Although more than half of patients with a preexisting medical condition who died by drowning had cardiovascular disease, patients with ischemic heart disease should not avoid water activities, according to the researchers. These activities have been shown in studies to improve health and quality of life.
“Instead, people with cardiovascular disease should speak with a healthcare provider before water activity, gradually increase intensity, wear a life jacket, and participate in a supervised setting or with a trained buddy,” Dunne and colleagues write.
“Since this is a place where people will be far more frequently than out in the lake swimming, for example, it is the best place to make small changes that can drastically improve their safety.”
The findings also highlight a need for increased vigilance among patients with chronic conditions when they are bathing, boating, or swimming, according to the investigators. People with seizure disorders, for example, can make sure that someone else is in the house when they bathe and opt for showers instead of tubs to minimize their risk, said Dunne.
Better Messaging Needed
These findings are consistent with those of earlier studies on drowning risk, including research published by Elizabeth Donner, MD, director of the Comprehensive Epilepsy Program at the Hospital for Sick Children in Toronto. Commenting on the current findings for Medscape, Donner said the study adds to the evidence that people with epilepsy are at a high risk for preventable death by drowning.
“This is vital information for people living with epilepsy, their caregivers and loved ones, and healthcare providers,” said Donner. “The critical message that people with epilepsy should not bathe unattended is not getting through to those living with seizures.
“There is an urgent need for public health messaging to reinforce the need for water safety for people living with epilepsy, not only in open water, but also in the home as well,” Donner added. “While I don’t think this is new information, this large-scale study confirms this important risk and underscores the need for better messaging to people living with epilepsy.”
Sean Virani, MD, MSc, associate professor of medicine at the University of British Columbia in Vancouver, who also commented on the findings for Medscape, questioned the researchers’ conclusion that younger adults with ischemic heart disease have a higher relative risk for fatal drowning than older adults do. This conclusion might overemphasize the risk for ischemic disease in younger people and underplay arrhythmias and inherited cardiomyopathy, which may be more common in this age group, he said.
“There are some very important cardiac conditions in younger people that could lead to drowning,” said Virani. “I would hate for us to forget about those.”
The point is well taken, said Dunne. The investigators initially had planned to calculate the relative effect of any chronic cardiovascular disease on drowning risk, including ischemic and non-ischemic causes such as arrhythmia. But they faced challenges such as having a comparator group that only included prevalence data on ischemic heart disease.

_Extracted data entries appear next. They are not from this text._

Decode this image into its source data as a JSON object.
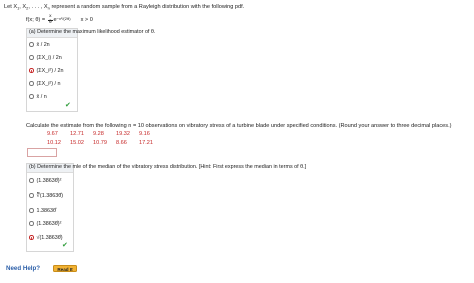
{
  "intro": {
    "lead": "Let X",
    "s1": "1",
    "mid1": ", X",
    "s2": "2",
    "mid2": ", . . . , X",
    "sn": "n",
    "tail": " represent a random sample from a Rayleigh distribution with the following pdf."
  },
  "pdf": {
    "lhs": "f(x; θ) =",
    "frac_top": "x",
    "frac_bot": "θ",
    "exp_base": "e",
    "exp": "−x²/(2θ)",
    "cond": "x > 0"
  },
  "part_a": {
    "title": "(a) Determine the maximum likelihood estimator of θ.",
    "options": [
      "x̄ / 2n",
      "(ΣX_i) / 2n",
      "(ΣX_i²) / 2n",
      "(ΣX_i²) / n",
      "x̄ / n"
    ],
    "selected_index": 2,
    "status": "correct"
  },
  "data_prompt": "Calculate the estimate from the following n = 10 observations on vibratory stress of a turbine blade under specified conditions. (Round your answer to three decimal places.)",
  "observations": {
    "row1": [
      "9.67",
      "12.71",
      "9.28",
      "19.32",
      "9.16"
    ],
    "row2": [
      "10.12",
      "15.02",
      "10.79",
      "8.66",
      "17.21"
    ]
  },
  "part_b": {
    "title": "(b) Determine the mle of the median of the vibratory stress distribution. [Hint: First express the median in terms of θ.]",
    "options": [
      "(1.3863θ̂)²",
      "∛(1.3863θ̂)",
      "1.3863θ̂",
      "(1.3863θ̂)²",
      "√(1.3863θ̂)"
    ],
    "selected_index": 4,
    "status": "correct"
  },
  "help": {
    "label": "Need Help?",
    "read_button": "Read It"
  },
  "colors": {
    "accent_red": "#c62828",
    "correct_green": "#2e9d3a",
    "link_blue": "#2b5ea8",
    "button_orange": "#f2b233"
  }
}
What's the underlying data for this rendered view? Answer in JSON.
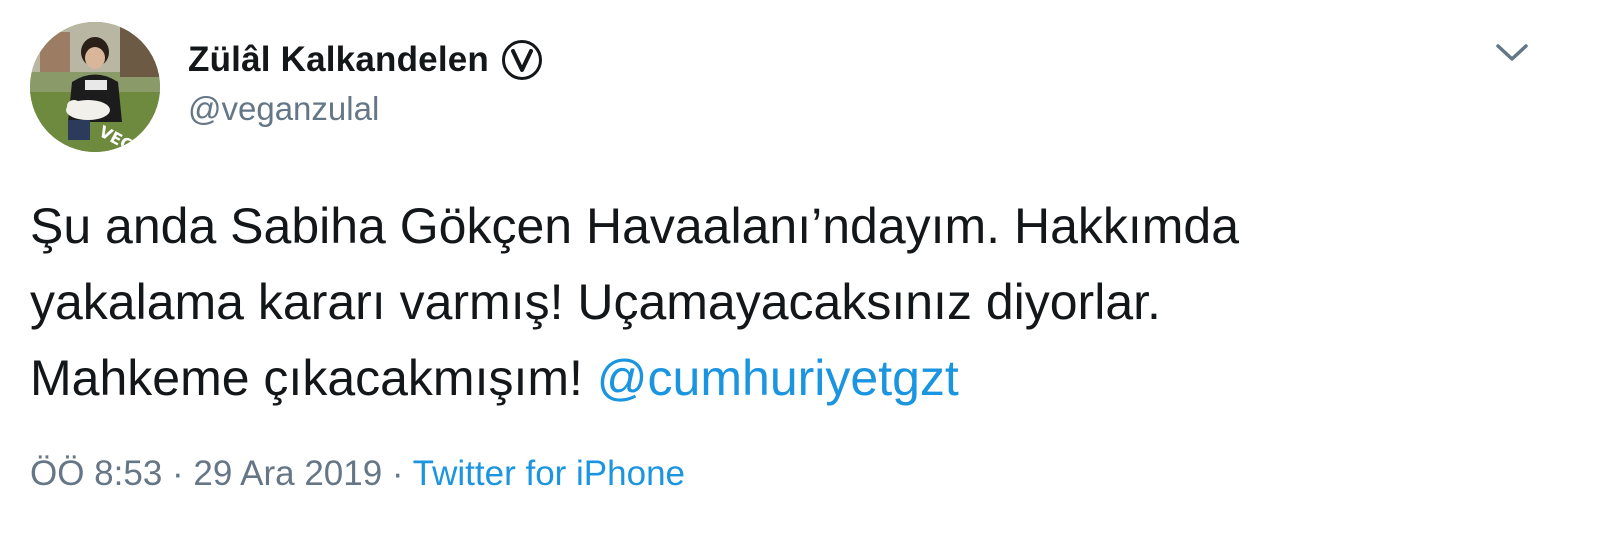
{
  "user": {
    "display_name": "Zülâl Kalkandelen",
    "handle": "@veganzulal",
    "verified_badge_icon": "circled-v-badge-icon",
    "avatar_text": "VEGAN"
  },
  "tweet": {
    "text_line1": "Şu anda Sabiha Gökçen Havaalanı’ndayım. Hakkımda",
    "text_line2": "yakalama kararı varmış! Uçamayacaksınız diyorlar.",
    "text_line3": "Mahkeme çıkacakmışım! ",
    "mention": "@cumhuriyetgzt"
  },
  "meta": {
    "time": "ÖÖ 8:53",
    "separator1": " · ",
    "date": "29 Ara 2019",
    "separator2": " · ",
    "source": "Twitter for iPhone"
  },
  "colors": {
    "text": "#14171a",
    "secondary": "#657786",
    "link": "#1b95e0"
  },
  "icons": {
    "menu": "chevron-down-icon"
  }
}
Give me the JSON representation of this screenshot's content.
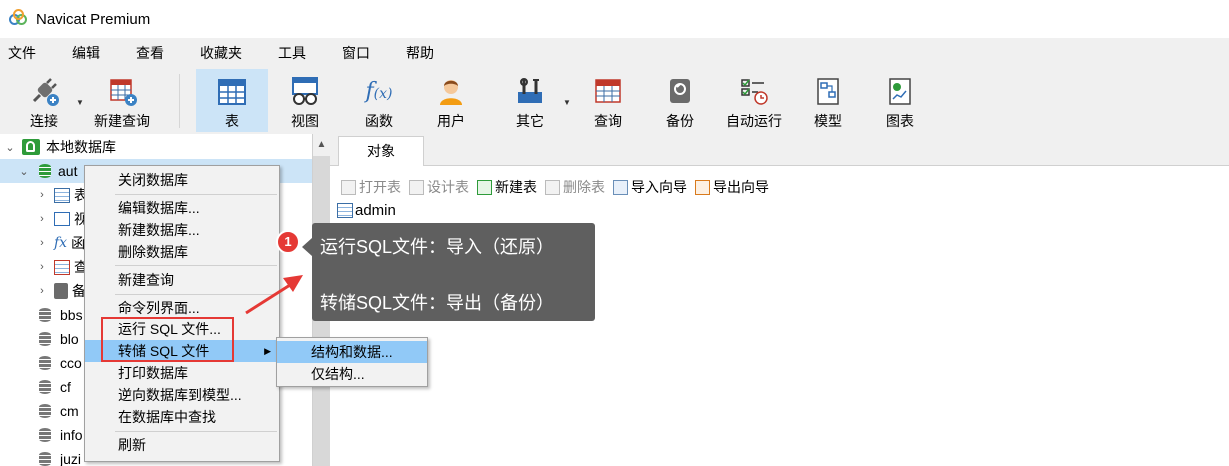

In addition, a drowning might mark the first presentation of an arrhythmia in a younger person, and such a case would fall outside the scope of a study focused on known chronic diseases.
“Nonetheless, drowning due to arrhythmia is definitely a well-known health risk, and we strongly advise anyone who has a family history of sudden cardiac death, a known arrhythmia, or a structural anomaly of their heart to speak with their physician prior to participating in water activities to determine their personal risk,” said Dunne.